Paolo Pizzo – Gentilissimo Domenico,

ai sensi dell’art. 8/1 del DM 131/07:

incarico dalle GAE: l’abbandono del servizio comporta la perdita della possibilità di conseguire supplenze, sia sulla base delle graduatorie ad esaurimento che di quelle di circolo e di istituto, per tutte le graduatorie di insegnamento.

incarico dalle GI: l’abbandono del servizio comporta la perdita della possibilità di conseguire supplenze, conferite sulla base delle graduatorie di circolo e di istituto, per tutte le graduatorie di insegnamento.

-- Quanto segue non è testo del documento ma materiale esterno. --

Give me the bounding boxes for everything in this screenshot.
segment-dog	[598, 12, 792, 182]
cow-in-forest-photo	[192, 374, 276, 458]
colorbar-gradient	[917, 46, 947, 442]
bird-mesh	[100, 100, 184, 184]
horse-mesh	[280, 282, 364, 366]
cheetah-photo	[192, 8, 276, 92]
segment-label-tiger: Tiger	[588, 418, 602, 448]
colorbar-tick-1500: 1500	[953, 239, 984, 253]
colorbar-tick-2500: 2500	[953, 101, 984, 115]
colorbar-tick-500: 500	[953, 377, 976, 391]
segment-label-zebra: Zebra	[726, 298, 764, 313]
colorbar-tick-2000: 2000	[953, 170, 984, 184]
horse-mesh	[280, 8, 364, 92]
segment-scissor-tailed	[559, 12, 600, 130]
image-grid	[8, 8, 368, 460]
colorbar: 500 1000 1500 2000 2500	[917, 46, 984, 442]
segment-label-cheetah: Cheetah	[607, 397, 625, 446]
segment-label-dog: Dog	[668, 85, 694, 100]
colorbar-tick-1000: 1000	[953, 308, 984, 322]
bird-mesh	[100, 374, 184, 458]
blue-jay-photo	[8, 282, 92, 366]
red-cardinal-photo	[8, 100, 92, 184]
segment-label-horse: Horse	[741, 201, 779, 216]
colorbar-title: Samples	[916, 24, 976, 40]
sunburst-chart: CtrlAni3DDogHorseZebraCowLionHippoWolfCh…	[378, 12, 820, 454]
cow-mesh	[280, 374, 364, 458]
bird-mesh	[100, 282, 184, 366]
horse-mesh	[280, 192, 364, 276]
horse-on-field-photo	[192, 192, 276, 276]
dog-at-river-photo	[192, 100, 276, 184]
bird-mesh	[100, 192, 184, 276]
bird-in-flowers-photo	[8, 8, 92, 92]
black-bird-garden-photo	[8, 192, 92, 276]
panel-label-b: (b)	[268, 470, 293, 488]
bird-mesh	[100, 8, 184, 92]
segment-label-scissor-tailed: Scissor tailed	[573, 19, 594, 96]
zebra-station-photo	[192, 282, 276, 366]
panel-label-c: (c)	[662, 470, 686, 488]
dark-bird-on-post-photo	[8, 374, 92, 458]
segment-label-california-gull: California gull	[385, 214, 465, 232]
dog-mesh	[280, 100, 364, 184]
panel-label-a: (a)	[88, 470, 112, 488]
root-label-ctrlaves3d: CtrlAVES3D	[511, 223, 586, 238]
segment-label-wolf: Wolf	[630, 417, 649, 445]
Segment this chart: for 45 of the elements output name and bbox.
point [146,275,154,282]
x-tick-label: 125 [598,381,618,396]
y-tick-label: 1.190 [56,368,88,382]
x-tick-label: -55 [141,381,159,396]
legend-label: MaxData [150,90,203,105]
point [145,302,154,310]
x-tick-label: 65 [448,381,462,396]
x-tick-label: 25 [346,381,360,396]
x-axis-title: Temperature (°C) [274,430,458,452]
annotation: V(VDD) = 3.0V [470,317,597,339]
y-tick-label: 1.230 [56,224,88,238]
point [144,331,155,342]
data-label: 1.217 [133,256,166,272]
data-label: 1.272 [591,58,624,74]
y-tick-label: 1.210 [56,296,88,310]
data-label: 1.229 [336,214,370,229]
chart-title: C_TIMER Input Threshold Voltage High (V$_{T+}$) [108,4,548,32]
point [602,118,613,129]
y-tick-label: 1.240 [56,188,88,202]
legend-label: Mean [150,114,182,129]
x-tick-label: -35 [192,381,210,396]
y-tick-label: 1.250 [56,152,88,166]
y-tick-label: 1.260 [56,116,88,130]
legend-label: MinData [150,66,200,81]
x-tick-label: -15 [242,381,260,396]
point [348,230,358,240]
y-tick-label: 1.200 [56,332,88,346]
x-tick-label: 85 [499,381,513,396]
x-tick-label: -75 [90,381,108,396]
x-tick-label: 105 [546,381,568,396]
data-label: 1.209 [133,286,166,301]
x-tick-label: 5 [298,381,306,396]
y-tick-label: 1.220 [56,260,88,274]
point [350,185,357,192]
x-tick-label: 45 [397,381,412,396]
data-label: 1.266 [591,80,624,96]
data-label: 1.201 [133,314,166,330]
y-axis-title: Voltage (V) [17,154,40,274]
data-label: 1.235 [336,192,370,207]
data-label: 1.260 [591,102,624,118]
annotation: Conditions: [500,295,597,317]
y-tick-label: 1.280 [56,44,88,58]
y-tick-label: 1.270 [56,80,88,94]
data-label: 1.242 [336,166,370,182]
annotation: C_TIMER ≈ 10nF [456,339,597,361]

Il comma 4 poi recita: Le sanzioni di cui al comma 1 non si applicano o vengono revocate ove i previsti comportamenti sanzionabili siano dovuti a giustificati motivi suffragati da obiettiva documentazione da far pervenire alla scuola.

Ciò vuol dire che se l’abbandono è documentato e ritenuto valido non si applicano le sanzioni di cui sopra e il supplente può poi accettare altri incarichi.

Il problema è che non esiste un elenco di motivi a giustificazione dell’abbandono, la norma non ne fa cenno, ciò che è sicuro è che tali motivi devono essere necessariamente “documentati”. Il problema a mio avviso maggiore è però questo: chi decide che la documentazione sia effettivamente“obiettiva” e quindi valida?

Per cui la questione non è semplice e il più delle volte è rimandata esclusivamente alla decisione del dirigente scolastico.